Electronic Health Record (EHR) retrieval plays a pivotal role in various clinical tasks, but its development has been severely impeded by the lack of publicly available benchmarks. In this paper, we introduce a novel public EHR retrieval benchmark, CliniQ, to address this gap. We consider two retrieval settings: Single-Patient Retrieval and Multi-Patient Retrieval, reflecting various real-world scenarios. Single-Patient Retrieval focuses on finding relevant parts within a patient note, while Multi-Patient Retrieval involves retrieving EHRs from multiple patients. We build our benchmark upon 1,000 discharge summary notes along with the ICD codes and prescription labels from MIMIC-III, and collect 1,246 unique queries with 77,206 relevance judgments by further leveraging powerful LLMs as annotators. Additionally, we include a novel assessment of the semantic gap issue in EHR retrieval by categorizing matching types into string match and four types of semantic matches.
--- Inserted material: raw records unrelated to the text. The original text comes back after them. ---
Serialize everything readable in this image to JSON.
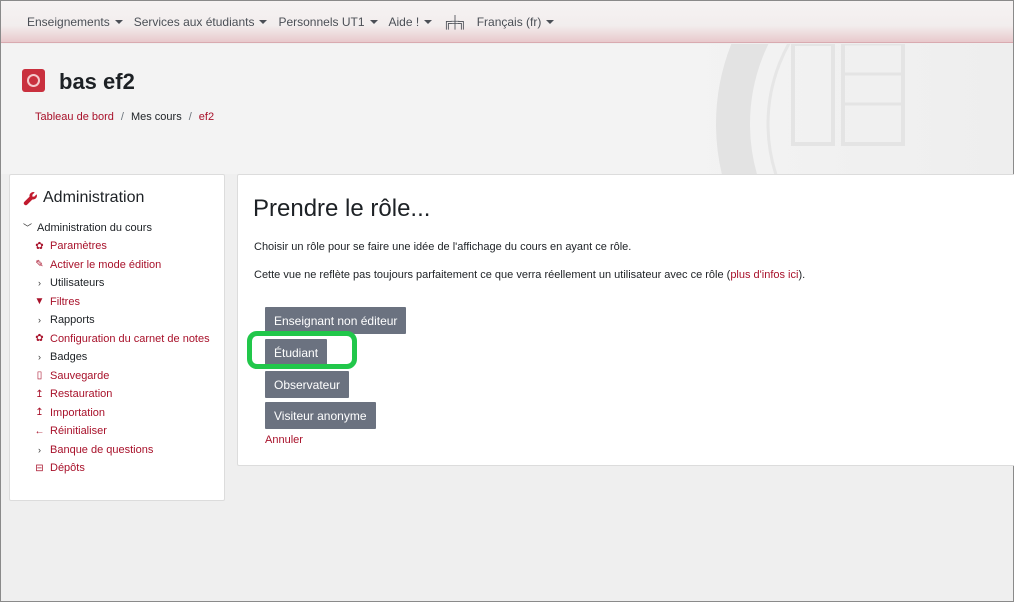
{
  "navbar": {
    "items": [
      {
        "label": "Enseignements",
        "caret": true
      },
      {
        "label": "Services aux étudiants",
        "caret": true
      },
      {
        "label": "Personnels UT1",
        "caret": true
      },
      {
        "label": "Aide !",
        "caret": true
      }
    ],
    "mode_icon_glyph": "╔╪╗",
    "language": "Français (fr)"
  },
  "header": {
    "course_title": "bas ef2",
    "breadcrumb": [
      {
        "label": "Tableau de bord",
        "link": true
      },
      {
        "label": "Mes cours",
        "link": false
      },
      {
        "label": "ef2",
        "link": true
      }
    ],
    "separator": "/"
  },
  "admin": {
    "title": "Administration",
    "root": "Administration du cours",
    "items": [
      {
        "label": "Paramètres",
        "icon": "gear-icon",
        "glyph": "✿",
        "link": true
      },
      {
        "label": "Activer le mode édition",
        "icon": "pencil-icon",
        "glyph": "✎",
        "link": true
      },
      {
        "label": "Utilisateurs",
        "icon": "chevron-right-icon",
        "glyph": "›",
        "link": false
      },
      {
        "label": "Filtres",
        "icon": "filter-icon",
        "glyph": "▼",
        "link": true
      },
      {
        "label": "Rapports",
        "icon": "chevron-right-icon",
        "glyph": "›",
        "link": false
      },
      {
        "label": "Configuration du carnet de notes",
        "icon": "gear-icon",
        "glyph": "✿",
        "link": true
      },
      {
        "label": "Badges",
        "icon": "chevron-right-icon",
        "glyph": "›",
        "link": false
      },
      {
        "label": "Sauvegarde",
        "icon": "file-icon",
        "glyph": "▯",
        "link": true
      },
      {
        "label": "Restauration",
        "icon": "upload-icon",
        "glyph": "↥",
        "link": true
      },
      {
        "label": "Importation",
        "icon": "upload-icon",
        "glyph": "↥",
        "link": true
      },
      {
        "label": "Réinitialiser",
        "icon": "arrow-left-icon",
        "glyph": "←",
        "link": true
      },
      {
        "label": "Banque de questions",
        "icon": "chevron-right-icon",
        "glyph": "›",
        "link": false
      },
      {
        "label": "Dépôts",
        "icon": "drive-icon",
        "glyph": "⊟",
        "link": true
      }
    ]
  },
  "main": {
    "heading": "Prendre le rôle...",
    "desc1": "Choisir un rôle pour se faire une idée de l'affichage du cours en ayant ce rôle.",
    "desc2_prefix": "Cette vue ne reflète pas toujours parfaitement ce que verra réellement un utilisateur avec ce rôle (",
    "desc2_link": "plus d'infos ici",
    "desc2_suffix": ").",
    "roles": [
      "Enseignant non éditeur",
      "Étudiant",
      "Observateur",
      "Visiteur anonyme"
    ],
    "cancel": "Annuler",
    "highlight_color": "#21c74a",
    "accent_color": "#a8112a"
  }
}
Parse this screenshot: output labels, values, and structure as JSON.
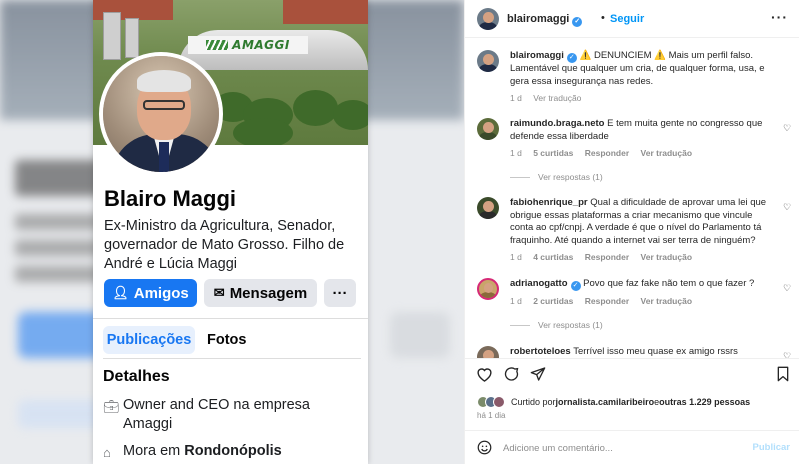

On our proposed benchmark, we conduct a comprehensive evaluation of various retrieval methods, ranging from conventional exact match to popular dense retrievers. Our experiments find that BM25 sets a strong baseline and performs competitively to the dense retrievers, and general domain dense retrievers surprisingly outperform those designed for the medical domain. In-depth analyses on various matching types reveal the strengths and drawbacks of different methods, enlightening the potential for targeted improvement. We believe that our benchmark will stimulate the research communities to advance EHR retrieval systems.

Paper Structure

This paper contains 33 sections, 1 equation, 5 figures, 5 tables.

Figures (5)

  • Figure 1: (a) Dataset Collection Pipeline of CliniQ. (b) Performance of various baseline retrieval methods in the Single-Patient and Multi-Patient Retrieval settings in CliniQ. The score reported for each model is an average of MRR, NDCG, and MAP for Single-Patient retrieval, and an average of MRR, NDCG@10, and recall@100 for Multi-Patient Retrieval. (c) Performance of various baseline retrieval methods regarding different match types in Single-Patient Retrieval. The score reported for each model is an average of MRR, NDCG, and MAP.
  • Figure 2: The prompt for drug name cleaning. drug_name represents the input drug name.
  • Figure 3: The prompt for relevance judgment. note and terms represents the chunk and the query terms to be annotated.
  • Figure 4: Cumulated Proportion of query length in word counts.
  • Figure 5: Distributions of different match types decomposed by the query type.